Elle était sur le qui-vive, jetant des coups d’œil nerveux tout
autour d’elle. Depuis quelque temps, elle avait l’impression
d’être suivie par une femme, une grande femme stricte au regard
décapant.
Après s’être engagée dans le dédale des ruelles qui menaient à
son immeuble, elle ne put se retenir de courir avec une seule envie,
se calfeutrer chez elle, compulser les brochures de voyages et les
guides touristiques, choisir le pays, l’île paradisiaque où elle
s’installerait définitivement. Mais elle se contentait pour le
moment de rêver, elle attendait d’avoir assez d’audace pour oser
traverser l’aérogare avec un sac rempli de billets de banque —
et que la peur l’ait quittée.
Depuis sa chambre d’hôtel, la grande femme stricte au regard
décapant avait une vue plongeante dans la cour intérieure de
l’immeuble et dans l’appartement vétuste de cette fille à la
robe rouge. Elle la guettait, immobile derrière les rideaux
lorsqu’elle vit la lumière jaillir dans le séjour. Aussitôt,
Angélina arrêta le chronomètre de sa montre : comme les
autres fois, la fille s’était absentée un peu plus d’une
demi-heure.
Angélina était intriguée par le comportement de cette fille.
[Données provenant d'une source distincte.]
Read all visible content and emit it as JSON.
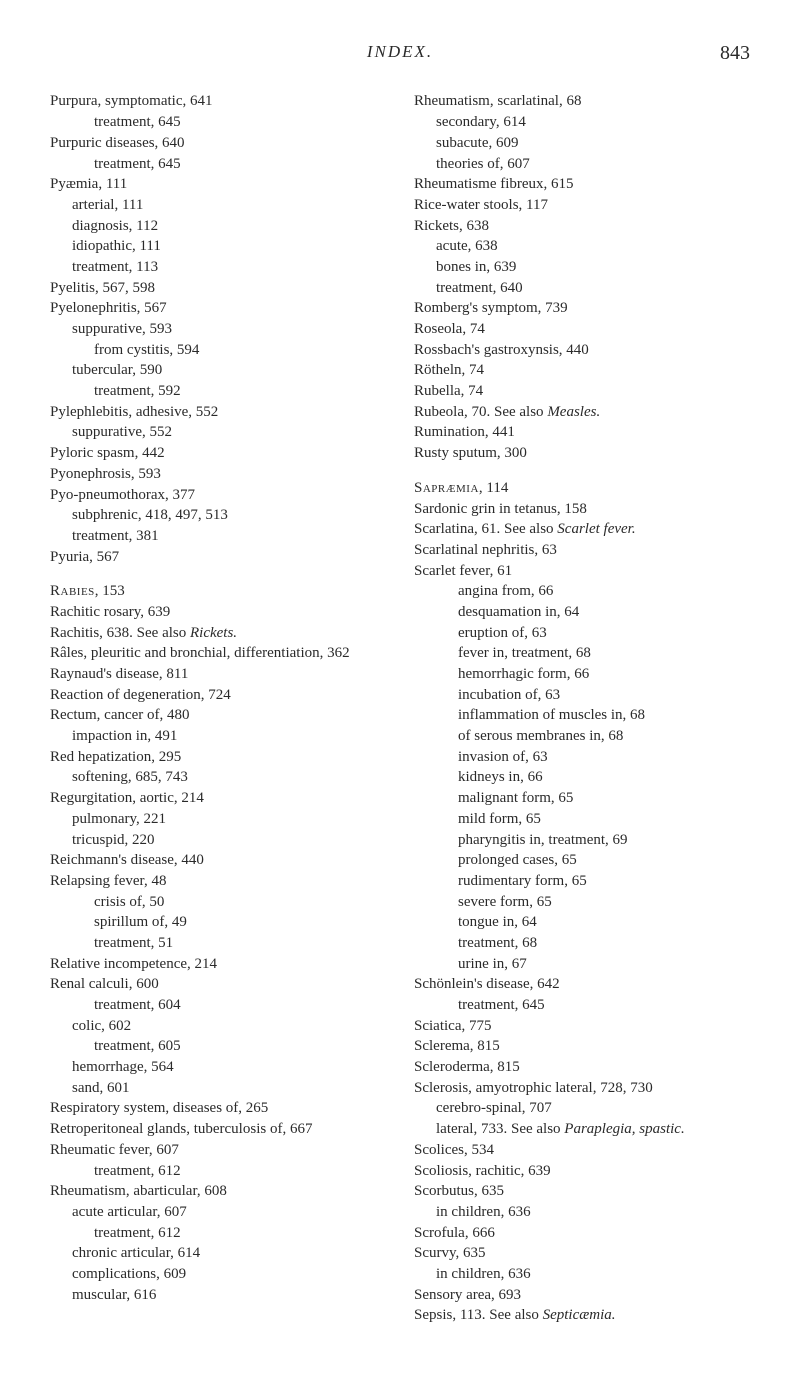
{
  "header": {
    "title": "INDEX.",
    "page_number": "843"
  },
  "left": [
    {
      "t": "Purpura, symptomatic, 641",
      "l": 0
    },
    {
      "t": "treatment, 645",
      "l": 2
    },
    {
      "t": "Purpuric diseases, 640",
      "l": 0
    },
    {
      "t": "treatment, 645",
      "l": 2
    },
    {
      "t": "Pyæmia, 111",
      "l": 0
    },
    {
      "t": "arterial, 111",
      "l": 1
    },
    {
      "t": "diagnosis, 112",
      "l": 1
    },
    {
      "t": "idiopathic, 111",
      "l": 1
    },
    {
      "t": "treatment, 113",
      "l": 1
    },
    {
      "t": "Pyelitis, 567, 598",
      "l": 0
    },
    {
      "t": "Pyelonephritis, 567",
      "l": 0
    },
    {
      "t": "suppurative, 593",
      "l": 1
    },
    {
      "t": "from cystitis, 594",
      "l": 2
    },
    {
      "t": "tubercular, 590",
      "l": 1
    },
    {
      "t": "treatment, 592",
      "l": 2
    },
    {
      "t": "Pylephlebitis, adhesive, 552",
      "l": 0
    },
    {
      "t": "suppurative, 552",
      "l": 1
    },
    {
      "t": "Pyloric spasm, 442",
      "l": 0
    },
    {
      "t": "Pyonephrosis, 593",
      "l": 0
    },
    {
      "t": "Pyo-pneumothorax, 377",
      "l": 0
    },
    {
      "t": "subphrenic, 418, 497, 513",
      "l": 1
    },
    {
      "t": "treatment, 381",
      "l": 1
    },
    {
      "t": "Pyuria, 567",
      "l": 0
    },
    {
      "t": "Rabies, 153",
      "l": 0,
      "gap": true,
      "sc": "Rabies"
    },
    {
      "t": "Rachitic rosary, 639",
      "l": 0
    },
    {
      "t": "Rachitis, 638.  See also Rickets.",
      "l": 0,
      "ital": "Rickets."
    },
    {
      "t": "Râles, pleuritic and bronchial, differentiation, 362",
      "l": 0
    },
    {
      "t": "Raynaud's disease, 811",
      "l": 0
    },
    {
      "t": "Reaction of degeneration, 724",
      "l": 0
    },
    {
      "t": "Rectum, cancer of, 480",
      "l": 0
    },
    {
      "t": "impaction in, 491",
      "l": 1
    },
    {
      "t": "Red hepatization, 295",
      "l": 0
    },
    {
      "t": "softening, 685, 743",
      "l": 1
    },
    {
      "t": "Regurgitation, aortic, 214",
      "l": 0
    },
    {
      "t": "pulmonary, 221",
      "l": 1
    },
    {
      "t": "tricuspid, 220",
      "l": 1
    },
    {
      "t": "Reichmann's disease, 440",
      "l": 0
    },
    {
      "t": "Relapsing fever, 48",
      "l": 0
    },
    {
      "t": "crisis of, 50",
      "l": 2
    },
    {
      "t": "spirillum of, 49",
      "l": 2
    },
    {
      "t": "treatment, 51",
      "l": 2
    },
    {
      "t": "Relative incompetence, 214",
      "l": 0
    },
    {
      "t": "Renal calculi, 600",
      "l": 0
    },
    {
      "t": "treatment, 604",
      "l": 2
    },
    {
      "t": "colic, 602",
      "l": 1
    },
    {
      "t": "treatment, 605",
      "l": 2
    },
    {
      "t": "hemorrhage, 564",
      "l": 1
    },
    {
      "t": "sand, 601",
      "l": 1
    },
    {
      "t": "Respiratory system, diseases of, 265",
      "l": 0
    },
    {
      "t": "Retroperitoneal glands, tuberculosis of, 667",
      "l": 0
    },
    {
      "t": "Rheumatic fever, 607",
      "l": 0
    },
    {
      "t": "treatment, 612",
      "l": 2
    },
    {
      "t": "Rheumatism, abarticular, 608",
      "l": 0
    },
    {
      "t": "acute articular, 607",
      "l": 1
    },
    {
      "t": "treatment, 612",
      "l": 2
    },
    {
      "t": "chronic articular, 614",
      "l": 1
    },
    {
      "t": "complications, 609",
      "l": 1
    },
    {
      "t": "muscular, 616",
      "l": 1
    }
  ],
  "right": [
    {
      "t": "Rheumatism, scarlatinal, 68",
      "l": 0
    },
    {
      "t": "secondary, 614",
      "l": 1
    },
    {
      "t": "subacute, 609",
      "l": 1
    },
    {
      "t": "theories of, 607",
      "l": 1
    },
    {
      "t": "Rheumatisme fibreux, 615",
      "l": 0
    },
    {
      "t": "Rice-water stools, 117",
      "l": 0
    },
    {
      "t": "Rickets, 638",
      "l": 0
    },
    {
      "t": "acute, 638",
      "l": 1
    },
    {
      "t": "bones in, 639",
      "l": 1
    },
    {
      "t": "treatment, 640",
      "l": 1
    },
    {
      "t": "Romberg's symptom, 739",
      "l": 0
    },
    {
      "t": "Roseola, 74",
      "l": 0
    },
    {
      "t": "Rossbach's gastroxynsis, 440",
      "l": 0
    },
    {
      "t": "Rötheln, 74",
      "l": 0
    },
    {
      "t": "Rubella, 74",
      "l": 0
    },
    {
      "t": "Rubeola, 70.  See also Measles.",
      "l": 0,
      "ital": "Measles."
    },
    {
      "t": "Rumination, 441",
      "l": 0
    },
    {
      "t": "Rusty sputum, 300",
      "l": 0
    },
    {
      "t": "Sapræmia, 114",
      "l": 0,
      "gap": true,
      "sc": "Sapræmia"
    },
    {
      "t": "Sardonic grin in tetanus, 158",
      "l": 0
    },
    {
      "t": "Scarlatina, 61.  See also Scarlet fever.",
      "l": 0,
      "ital": "Scarlet fever."
    },
    {
      "t": "Scarlatinal nephritis, 63",
      "l": 0
    },
    {
      "t": "Scarlet fever, 61",
      "l": 0
    },
    {
      "t": "angina from, 66",
      "l": 2
    },
    {
      "t": "desquamation in, 64",
      "l": 2
    },
    {
      "t": "eruption of, 63",
      "l": 2
    },
    {
      "t": "fever in, treatment, 68",
      "l": 2
    },
    {
      "t": "hemorrhagic form, 66",
      "l": 2
    },
    {
      "t": "incubation of, 63",
      "l": 2
    },
    {
      "t": "inflammation of muscles in, 68",
      "l": 2
    },
    {
      "t": "of serous membranes in, 68",
      "l": 2
    },
    {
      "t": "invasion of, 63",
      "l": 2
    },
    {
      "t": "kidneys in, 66",
      "l": 2
    },
    {
      "t": "malignant form, 65",
      "l": 2
    },
    {
      "t": "mild form, 65",
      "l": 2
    },
    {
      "t": "pharyngitis in, treatment, 69",
      "l": 2
    },
    {
      "t": "prolonged cases, 65",
      "l": 2
    },
    {
      "t": "rudimentary form, 65",
      "l": 2
    },
    {
      "t": "severe form, 65",
      "l": 2
    },
    {
      "t": "tongue in, 64",
      "l": 2
    },
    {
      "t": "treatment, 68",
      "l": 2
    },
    {
      "t": "urine in, 67",
      "l": 2
    },
    {
      "t": "Schönlein's disease, 642",
      "l": 0
    },
    {
      "t": "treatment, 645",
      "l": 2
    },
    {
      "t": "Sciatica, 775",
      "l": 0
    },
    {
      "t": "Sclerema, 815",
      "l": 0
    },
    {
      "t": "Scleroderma, 815",
      "l": 0
    },
    {
      "t": "Sclerosis, amyotrophic lateral, 728, 730",
      "l": 0
    },
    {
      "t": "cerebro-spinal, 707",
      "l": 1
    },
    {
      "t": "lateral, 733.  See also Paraplegia, spastic.",
      "l": 1,
      "ital": "Paraplegia, spastic."
    },
    {
      "t": "Scolices, 534",
      "l": 0
    },
    {
      "t": "Scoliosis, rachitic, 639",
      "l": 0
    },
    {
      "t": "Scorbutus, 635",
      "l": 0
    },
    {
      "t": "in children, 636",
      "l": 1
    },
    {
      "t": "Scrofula, 666",
      "l": 0
    },
    {
      "t": "Scurvy, 635",
      "l": 0
    },
    {
      "t": "in children, 636",
      "l": 1
    },
    {
      "t": "Sensory area, 693",
      "l": 0
    },
    {
      "t": "Sepsis, 113.  See also Septicæmia.",
      "l": 0,
      "ital": "Septicæmia."
    }
  ]
}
Cachou ne sortait que pour s’approvisionner deux ou trois fois par
semaine en coup de vent. Elle avait pour habitude, outre la manie
compulsive de se plonger dans des catalogues d’images exotiques, de
se caler dans son canapé pour parler longuement devant le micro d’un
magnétophone. Cachou procédait aussi à un rituel au retour de ses
sorties, elle extirpait d’une armoire un sac de voyage où elle
introduisait une bestiole qui s’agitait au bout de ses doigts et
qu’Angélina identifia comme une souris.
Cachou passa ensuite dans la salle de bain. Devant sa glace, elle
arracha la chevelure postiche qui camouflait une coupe à la garçonne
d’une teinte carotte, telle que la montrait une photo parue dans
une revue people où elle était citée comme la présumée petite
amie de Loïc Torve.
Petit ami peu empressé, pensait Angélina qui n’avait jamais
aperçu d’homme dans l’appartement de la fille en rouge.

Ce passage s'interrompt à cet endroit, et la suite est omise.